# Solved: HP wireless keyboard 5189URF problem



## uolyram (Jun 7, 2009)

My problem is that the wireless keyboard that the system came with is not working.
What I mean by not working is that when I press a button nothing happens. Not one button provokes a response. My wireless mouse works fine however my keyboard does not. The model number is 5189URF (K). I pressed the "Connect" button on the back multiple times yet no response occured. I have tried restarting my computer multiple times, plugging in the USB receiver in different usb ports, and even put new batteries in. However all failed to produce a result. Whats even weirder is that when I go to control panel, and go to hard ware and then under the category of "Keyboard", I click the "Check the Keyboard Status" and I see under devices "HID Keyboard Device", supposedly the wireless keyboard.
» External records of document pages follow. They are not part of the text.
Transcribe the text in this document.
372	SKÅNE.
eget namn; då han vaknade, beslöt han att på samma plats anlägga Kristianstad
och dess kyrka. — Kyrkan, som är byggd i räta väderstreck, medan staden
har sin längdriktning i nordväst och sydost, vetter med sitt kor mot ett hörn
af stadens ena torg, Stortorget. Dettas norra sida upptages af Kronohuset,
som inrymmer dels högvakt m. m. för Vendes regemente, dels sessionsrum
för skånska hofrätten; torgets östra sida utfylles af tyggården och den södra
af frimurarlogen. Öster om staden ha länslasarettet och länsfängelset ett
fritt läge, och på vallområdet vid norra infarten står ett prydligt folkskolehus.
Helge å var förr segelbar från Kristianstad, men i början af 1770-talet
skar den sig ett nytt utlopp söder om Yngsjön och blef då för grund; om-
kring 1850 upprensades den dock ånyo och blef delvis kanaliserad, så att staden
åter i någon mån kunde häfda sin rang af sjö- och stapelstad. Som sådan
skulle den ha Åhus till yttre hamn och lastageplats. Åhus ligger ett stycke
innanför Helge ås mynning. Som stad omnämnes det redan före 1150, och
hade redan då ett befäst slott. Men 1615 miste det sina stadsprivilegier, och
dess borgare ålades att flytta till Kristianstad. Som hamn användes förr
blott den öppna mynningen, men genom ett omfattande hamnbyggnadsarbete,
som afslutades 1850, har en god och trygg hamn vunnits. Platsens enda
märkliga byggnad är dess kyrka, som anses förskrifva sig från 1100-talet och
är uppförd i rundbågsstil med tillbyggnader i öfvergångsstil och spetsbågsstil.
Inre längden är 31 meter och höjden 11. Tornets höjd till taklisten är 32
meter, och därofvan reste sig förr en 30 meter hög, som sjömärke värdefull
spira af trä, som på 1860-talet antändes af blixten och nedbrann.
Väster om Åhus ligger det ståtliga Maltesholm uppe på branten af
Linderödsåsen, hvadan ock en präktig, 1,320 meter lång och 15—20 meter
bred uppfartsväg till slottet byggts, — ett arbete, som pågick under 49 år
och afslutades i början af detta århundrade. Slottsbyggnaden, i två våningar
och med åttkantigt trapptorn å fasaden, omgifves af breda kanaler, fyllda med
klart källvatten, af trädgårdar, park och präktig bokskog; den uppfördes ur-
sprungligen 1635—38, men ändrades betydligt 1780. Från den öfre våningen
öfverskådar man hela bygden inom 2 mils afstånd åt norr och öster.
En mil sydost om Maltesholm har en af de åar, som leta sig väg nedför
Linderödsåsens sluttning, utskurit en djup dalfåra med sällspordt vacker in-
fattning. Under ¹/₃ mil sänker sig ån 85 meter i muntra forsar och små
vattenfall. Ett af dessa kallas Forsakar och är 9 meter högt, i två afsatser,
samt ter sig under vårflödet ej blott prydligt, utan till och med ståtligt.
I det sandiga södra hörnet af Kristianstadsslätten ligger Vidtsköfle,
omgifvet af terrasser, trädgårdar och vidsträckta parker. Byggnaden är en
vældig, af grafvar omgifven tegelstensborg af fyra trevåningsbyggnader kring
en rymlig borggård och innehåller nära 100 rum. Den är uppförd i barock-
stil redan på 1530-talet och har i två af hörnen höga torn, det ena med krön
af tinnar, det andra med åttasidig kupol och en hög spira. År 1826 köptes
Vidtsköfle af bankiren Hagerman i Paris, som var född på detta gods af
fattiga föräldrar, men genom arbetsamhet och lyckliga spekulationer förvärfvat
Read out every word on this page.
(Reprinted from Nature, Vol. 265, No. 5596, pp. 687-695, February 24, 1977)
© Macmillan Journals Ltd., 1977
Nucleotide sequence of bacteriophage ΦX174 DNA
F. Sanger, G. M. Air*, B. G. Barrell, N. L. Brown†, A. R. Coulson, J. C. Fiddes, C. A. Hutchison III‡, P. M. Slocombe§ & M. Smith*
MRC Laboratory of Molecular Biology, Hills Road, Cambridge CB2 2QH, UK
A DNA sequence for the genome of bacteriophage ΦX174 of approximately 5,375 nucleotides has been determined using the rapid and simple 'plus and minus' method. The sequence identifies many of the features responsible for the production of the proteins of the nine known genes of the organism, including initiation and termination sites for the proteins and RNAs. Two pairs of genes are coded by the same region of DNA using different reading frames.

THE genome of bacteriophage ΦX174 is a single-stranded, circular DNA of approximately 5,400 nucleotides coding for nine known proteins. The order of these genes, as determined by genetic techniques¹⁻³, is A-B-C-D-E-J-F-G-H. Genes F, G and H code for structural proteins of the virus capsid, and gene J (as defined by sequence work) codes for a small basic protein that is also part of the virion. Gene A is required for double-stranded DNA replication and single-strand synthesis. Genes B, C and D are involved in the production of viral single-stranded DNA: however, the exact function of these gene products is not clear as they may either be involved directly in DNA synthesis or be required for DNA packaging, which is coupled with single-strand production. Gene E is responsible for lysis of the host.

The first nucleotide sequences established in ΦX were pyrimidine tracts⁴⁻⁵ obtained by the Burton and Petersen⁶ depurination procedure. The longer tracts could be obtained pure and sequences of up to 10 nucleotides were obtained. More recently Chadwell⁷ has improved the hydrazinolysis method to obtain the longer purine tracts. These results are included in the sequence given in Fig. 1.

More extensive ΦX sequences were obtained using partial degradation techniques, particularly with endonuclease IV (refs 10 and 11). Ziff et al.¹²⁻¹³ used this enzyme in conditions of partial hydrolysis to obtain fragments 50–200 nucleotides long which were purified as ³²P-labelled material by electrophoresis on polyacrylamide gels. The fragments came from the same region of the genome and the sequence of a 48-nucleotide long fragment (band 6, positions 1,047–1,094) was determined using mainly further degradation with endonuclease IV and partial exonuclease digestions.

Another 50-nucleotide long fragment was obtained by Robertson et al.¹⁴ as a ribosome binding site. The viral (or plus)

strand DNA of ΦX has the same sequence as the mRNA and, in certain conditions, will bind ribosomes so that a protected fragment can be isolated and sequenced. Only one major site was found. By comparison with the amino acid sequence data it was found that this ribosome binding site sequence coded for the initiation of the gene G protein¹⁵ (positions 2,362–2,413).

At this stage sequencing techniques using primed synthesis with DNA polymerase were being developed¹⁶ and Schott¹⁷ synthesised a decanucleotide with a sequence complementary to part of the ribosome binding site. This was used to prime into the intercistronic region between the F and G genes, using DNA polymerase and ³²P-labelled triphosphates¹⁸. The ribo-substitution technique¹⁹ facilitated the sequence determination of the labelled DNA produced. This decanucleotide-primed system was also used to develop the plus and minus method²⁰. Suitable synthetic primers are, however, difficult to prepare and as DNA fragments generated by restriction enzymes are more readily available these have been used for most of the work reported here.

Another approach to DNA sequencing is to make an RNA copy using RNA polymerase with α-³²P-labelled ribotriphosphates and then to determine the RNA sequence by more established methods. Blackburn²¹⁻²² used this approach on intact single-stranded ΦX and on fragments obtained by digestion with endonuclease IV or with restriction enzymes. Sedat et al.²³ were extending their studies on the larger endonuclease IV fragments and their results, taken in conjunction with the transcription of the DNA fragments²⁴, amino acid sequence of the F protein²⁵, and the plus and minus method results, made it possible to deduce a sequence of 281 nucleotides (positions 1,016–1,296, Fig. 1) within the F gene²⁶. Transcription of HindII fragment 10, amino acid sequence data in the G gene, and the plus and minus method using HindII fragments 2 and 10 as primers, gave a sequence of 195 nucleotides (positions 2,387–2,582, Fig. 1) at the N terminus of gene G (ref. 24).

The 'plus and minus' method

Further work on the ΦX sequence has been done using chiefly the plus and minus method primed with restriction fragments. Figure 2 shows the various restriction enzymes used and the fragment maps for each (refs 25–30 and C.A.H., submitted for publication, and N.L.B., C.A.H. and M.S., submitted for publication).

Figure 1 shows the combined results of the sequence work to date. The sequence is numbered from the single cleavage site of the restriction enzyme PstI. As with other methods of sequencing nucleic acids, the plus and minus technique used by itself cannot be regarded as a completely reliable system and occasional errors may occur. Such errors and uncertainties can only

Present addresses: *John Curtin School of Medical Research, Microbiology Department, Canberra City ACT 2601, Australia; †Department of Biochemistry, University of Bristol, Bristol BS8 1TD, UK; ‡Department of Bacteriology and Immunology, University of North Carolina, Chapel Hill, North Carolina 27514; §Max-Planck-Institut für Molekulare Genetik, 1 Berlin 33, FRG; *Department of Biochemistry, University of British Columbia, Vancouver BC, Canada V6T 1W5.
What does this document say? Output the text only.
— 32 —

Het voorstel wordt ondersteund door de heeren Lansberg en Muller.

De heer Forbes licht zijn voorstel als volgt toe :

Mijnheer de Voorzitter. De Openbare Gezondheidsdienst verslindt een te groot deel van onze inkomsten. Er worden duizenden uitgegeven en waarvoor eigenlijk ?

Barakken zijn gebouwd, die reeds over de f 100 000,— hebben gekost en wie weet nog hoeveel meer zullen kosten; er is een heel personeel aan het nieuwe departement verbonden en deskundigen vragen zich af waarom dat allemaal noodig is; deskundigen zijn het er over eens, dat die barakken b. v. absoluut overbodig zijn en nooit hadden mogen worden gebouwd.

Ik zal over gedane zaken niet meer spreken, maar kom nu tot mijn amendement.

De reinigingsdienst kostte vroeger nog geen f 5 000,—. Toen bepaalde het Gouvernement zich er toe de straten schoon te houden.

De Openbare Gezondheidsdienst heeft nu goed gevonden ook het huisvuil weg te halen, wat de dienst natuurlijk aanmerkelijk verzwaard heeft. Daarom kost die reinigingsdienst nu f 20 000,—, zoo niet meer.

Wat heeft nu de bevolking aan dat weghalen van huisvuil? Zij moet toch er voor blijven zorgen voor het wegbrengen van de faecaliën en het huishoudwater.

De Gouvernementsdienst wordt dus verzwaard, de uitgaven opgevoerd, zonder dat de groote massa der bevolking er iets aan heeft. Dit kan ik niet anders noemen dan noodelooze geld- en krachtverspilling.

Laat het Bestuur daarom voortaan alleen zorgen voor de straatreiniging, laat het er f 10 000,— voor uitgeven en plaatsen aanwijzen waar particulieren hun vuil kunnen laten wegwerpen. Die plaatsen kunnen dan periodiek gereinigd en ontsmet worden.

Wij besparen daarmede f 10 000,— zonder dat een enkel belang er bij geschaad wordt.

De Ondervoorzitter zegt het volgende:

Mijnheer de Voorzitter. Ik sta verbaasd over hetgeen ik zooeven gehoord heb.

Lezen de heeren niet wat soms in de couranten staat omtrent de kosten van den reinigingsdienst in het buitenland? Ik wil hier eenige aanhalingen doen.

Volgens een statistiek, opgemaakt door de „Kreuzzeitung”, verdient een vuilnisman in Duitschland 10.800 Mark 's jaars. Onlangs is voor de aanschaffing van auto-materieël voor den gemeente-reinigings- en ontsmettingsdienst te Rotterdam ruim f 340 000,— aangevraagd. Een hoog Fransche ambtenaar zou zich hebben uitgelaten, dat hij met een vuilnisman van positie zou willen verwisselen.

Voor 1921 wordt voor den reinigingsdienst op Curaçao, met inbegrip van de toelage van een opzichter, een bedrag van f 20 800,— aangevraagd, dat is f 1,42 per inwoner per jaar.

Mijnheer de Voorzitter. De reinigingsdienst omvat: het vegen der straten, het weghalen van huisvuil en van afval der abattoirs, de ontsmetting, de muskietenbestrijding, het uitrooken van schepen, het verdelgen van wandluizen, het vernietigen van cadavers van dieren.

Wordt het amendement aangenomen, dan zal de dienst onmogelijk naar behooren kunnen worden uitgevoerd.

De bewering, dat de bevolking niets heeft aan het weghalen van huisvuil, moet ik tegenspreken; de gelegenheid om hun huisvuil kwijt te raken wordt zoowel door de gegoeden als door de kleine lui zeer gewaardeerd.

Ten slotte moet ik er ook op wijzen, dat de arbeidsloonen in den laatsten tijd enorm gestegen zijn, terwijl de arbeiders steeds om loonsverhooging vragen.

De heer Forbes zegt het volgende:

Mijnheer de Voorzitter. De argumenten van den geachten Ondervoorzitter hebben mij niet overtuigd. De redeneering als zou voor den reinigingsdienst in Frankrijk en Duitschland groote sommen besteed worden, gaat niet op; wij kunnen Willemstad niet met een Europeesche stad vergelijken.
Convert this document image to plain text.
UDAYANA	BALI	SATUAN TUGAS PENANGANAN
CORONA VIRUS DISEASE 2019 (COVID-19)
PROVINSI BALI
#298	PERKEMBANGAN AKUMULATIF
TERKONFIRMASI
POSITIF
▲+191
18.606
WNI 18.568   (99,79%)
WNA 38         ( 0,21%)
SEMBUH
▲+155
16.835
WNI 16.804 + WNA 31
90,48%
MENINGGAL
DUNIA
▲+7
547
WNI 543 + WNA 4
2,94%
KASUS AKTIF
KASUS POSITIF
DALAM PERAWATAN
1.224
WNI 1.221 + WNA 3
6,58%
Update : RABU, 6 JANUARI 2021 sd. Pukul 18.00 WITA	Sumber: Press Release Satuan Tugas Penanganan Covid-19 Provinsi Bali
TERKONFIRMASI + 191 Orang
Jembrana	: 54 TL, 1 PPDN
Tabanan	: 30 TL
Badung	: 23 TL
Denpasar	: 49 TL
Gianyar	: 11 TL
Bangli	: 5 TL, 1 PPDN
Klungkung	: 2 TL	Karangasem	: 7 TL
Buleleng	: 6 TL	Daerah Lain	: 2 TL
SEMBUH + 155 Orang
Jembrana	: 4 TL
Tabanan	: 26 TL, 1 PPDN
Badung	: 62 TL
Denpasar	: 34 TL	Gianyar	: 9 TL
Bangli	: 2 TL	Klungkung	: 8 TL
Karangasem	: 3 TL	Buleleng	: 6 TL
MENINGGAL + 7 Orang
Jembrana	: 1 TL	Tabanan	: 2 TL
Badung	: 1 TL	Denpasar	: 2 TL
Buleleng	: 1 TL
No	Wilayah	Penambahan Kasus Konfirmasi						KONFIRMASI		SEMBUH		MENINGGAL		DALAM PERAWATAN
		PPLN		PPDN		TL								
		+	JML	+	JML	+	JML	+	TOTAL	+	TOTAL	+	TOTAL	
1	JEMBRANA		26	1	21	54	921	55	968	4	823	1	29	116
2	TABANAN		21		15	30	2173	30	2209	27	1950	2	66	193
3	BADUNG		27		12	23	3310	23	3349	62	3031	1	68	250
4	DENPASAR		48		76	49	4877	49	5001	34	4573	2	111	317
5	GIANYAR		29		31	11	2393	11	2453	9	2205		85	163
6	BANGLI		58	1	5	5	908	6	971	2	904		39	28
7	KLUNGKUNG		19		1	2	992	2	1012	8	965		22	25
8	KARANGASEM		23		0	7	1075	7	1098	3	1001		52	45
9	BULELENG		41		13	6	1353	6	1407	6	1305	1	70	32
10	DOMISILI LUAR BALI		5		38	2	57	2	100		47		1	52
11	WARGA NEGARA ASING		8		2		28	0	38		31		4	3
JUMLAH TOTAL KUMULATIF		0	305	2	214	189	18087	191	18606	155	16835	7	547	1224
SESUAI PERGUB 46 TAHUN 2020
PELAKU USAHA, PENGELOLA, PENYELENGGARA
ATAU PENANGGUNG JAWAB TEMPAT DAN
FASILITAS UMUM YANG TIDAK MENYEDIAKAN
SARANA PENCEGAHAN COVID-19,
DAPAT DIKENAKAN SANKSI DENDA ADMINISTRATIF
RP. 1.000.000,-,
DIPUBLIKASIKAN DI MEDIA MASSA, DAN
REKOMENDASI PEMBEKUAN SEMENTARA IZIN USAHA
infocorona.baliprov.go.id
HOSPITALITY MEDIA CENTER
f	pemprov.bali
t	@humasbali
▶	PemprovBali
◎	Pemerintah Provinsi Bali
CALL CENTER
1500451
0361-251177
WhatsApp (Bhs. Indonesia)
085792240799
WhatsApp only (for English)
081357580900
It then says the location is on USB Human Interface Device and the Device Status is "This Device is working Properly".

This is on a HP Pavilion Elite m9417c desktop running VISTA 64 bit Home Premium

This same question has been asked before - but I can't find any answers to solve this problem - ??


----------



## missy1e23 (Jul 9, 2009)

I had the EXACT same issue. Leading up to that, my keystroke response would be delayed or sometimes even lose the keystroke. The little light on the receiver is a button. Press and hold that button until it lights up (not sure how many times or even if it blinks). Once the light is on, press and hold the connect button on your keyboard until the light goes off. Even though I have done this, I still have a problem every now and then with the delayed keystroke thing.

Also, I found this link on the question that was similar to this:
http://h10025.www1.hp.com/ewfrf/wc/...lc=en&product=3462611&rule=45339&lang=en#N675


----------



## uolyram (Jun 7, 2009)

Thanks for the info. Had tried all of these. Finally contacted HP, as warranty was still in effect, and they sent a replacement. The new keyboard and mouse work just fine.


----------